In fact, a commitment had been received from Treasury Secretary Dillon in February 1965 that the dollars would not be struck. As we have seen, however massive pressure caused the Treasury to shift its position to the point where Assistant Secretary Wallace allowed that production of “four or five million dollars would not damage Mint production requirements.”

Springing into action, Conte prepared legislation to halt production of the dollar coins. On May 19, 1965, the day he introduced the bill, he made a major speech on the House floor in which he roasted the Treasury and Administration for its stance that favored the production of silver dollars.

On May 24, 1965, an order left the White House and traveled across the street to the Treasury Department. In a word, it ordered the destruction of the 316,000 silver dollars struck during the preceding nine days at the mint in Denver. A second destruction committee was formed. With this quantity of silver dollars, individual examination was not possible.

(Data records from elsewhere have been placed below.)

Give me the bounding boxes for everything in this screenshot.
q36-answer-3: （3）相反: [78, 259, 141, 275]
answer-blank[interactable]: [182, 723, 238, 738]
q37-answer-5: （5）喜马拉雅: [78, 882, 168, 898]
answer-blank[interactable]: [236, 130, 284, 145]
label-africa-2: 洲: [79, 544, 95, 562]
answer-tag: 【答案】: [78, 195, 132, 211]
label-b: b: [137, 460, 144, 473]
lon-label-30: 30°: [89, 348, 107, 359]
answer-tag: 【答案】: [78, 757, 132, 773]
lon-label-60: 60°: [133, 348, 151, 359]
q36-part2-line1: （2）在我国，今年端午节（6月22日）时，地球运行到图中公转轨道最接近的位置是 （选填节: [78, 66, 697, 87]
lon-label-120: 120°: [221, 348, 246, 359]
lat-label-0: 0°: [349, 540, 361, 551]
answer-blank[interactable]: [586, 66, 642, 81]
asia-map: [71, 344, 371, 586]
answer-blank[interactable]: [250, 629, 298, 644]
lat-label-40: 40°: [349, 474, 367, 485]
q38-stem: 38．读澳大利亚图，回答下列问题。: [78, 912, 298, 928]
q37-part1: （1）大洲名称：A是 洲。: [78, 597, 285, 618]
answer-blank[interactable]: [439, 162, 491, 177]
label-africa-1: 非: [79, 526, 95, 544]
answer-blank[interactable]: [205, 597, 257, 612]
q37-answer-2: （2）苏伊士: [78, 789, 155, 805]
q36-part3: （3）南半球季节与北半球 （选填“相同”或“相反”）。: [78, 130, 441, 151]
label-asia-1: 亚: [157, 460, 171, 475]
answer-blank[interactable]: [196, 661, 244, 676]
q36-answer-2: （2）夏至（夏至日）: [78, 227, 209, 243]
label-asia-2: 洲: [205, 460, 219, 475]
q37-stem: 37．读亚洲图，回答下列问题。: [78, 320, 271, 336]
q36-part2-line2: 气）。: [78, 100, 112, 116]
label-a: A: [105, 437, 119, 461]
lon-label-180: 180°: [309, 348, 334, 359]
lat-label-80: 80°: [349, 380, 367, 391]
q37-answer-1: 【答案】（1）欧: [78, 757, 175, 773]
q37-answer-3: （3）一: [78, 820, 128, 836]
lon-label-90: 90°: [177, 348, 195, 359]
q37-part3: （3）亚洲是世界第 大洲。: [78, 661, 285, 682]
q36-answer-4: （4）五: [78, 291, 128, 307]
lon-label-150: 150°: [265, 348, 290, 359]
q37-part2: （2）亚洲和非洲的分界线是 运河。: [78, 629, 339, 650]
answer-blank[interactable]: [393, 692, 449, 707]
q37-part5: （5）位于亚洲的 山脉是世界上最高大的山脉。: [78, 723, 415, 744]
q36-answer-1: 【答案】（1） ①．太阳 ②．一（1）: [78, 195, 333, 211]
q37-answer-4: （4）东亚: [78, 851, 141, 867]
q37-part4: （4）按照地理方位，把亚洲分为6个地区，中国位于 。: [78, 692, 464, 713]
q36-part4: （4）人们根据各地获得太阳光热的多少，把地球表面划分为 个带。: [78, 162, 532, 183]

Instead, the approach taken by the committee was to weigh the coins on a quantity basis and melt them.

Unlike the Philadelphia trial strikes, the coins were not first rolled out and defaced. With such a method, some error might creep in, particularly in light of the fact that coin weights do vary. To assure that as accurate as possible a weighing took place, the destruction committee weighed in all of the webbing created by the blanks and the scrap left over.

Participants included accounting, management, director’s office and technology who witnessed the weighing and the subsequent melting. They signed affidavits certifying that the weights before and after were identical, or as nearly so as, massive scales would allow for. Thus, by the end of May 1965, in so far as official records indicate, the Bureau of the Mint was satisfied that all of the 1964 silver dollars were destroyed save for the two pieces in the office of technology in Washington.

Mint director Adams was touchy about the ensuing controversy over the 1964 dollars for a long period to come. In an extensive interview conducted after she left office in 1969, she told me that none of the coins ever left the Mint ... We had that most carefully guarded to avoid a loss ...

In another interview in March 1972, also held in Washington, she added that “each piece was counted and melted.” We usually talked at a K Street French restaurant, Jean Pierre’s after meeting first at her Mutual of Omaha Washington lobbying office.

Following the debacle of the 1964 Peace dollar, the Coinage Act of 1965 fundamentally changed American coinage, since it removed silver from the circulating dime and quarter, reduced the silver composition of the half dollar (subsequently removed at year end in 1970) and authorized various prohibitions against the melting of coins as determined by the Secretary of the Treasury.

The silver dollar became a coin that might have been. Economic events moved just too quickly for the old pols and their connections to the President to overrule necessity.

So instead of silver dollars, the country got copper-nickel clad dimes and quarters.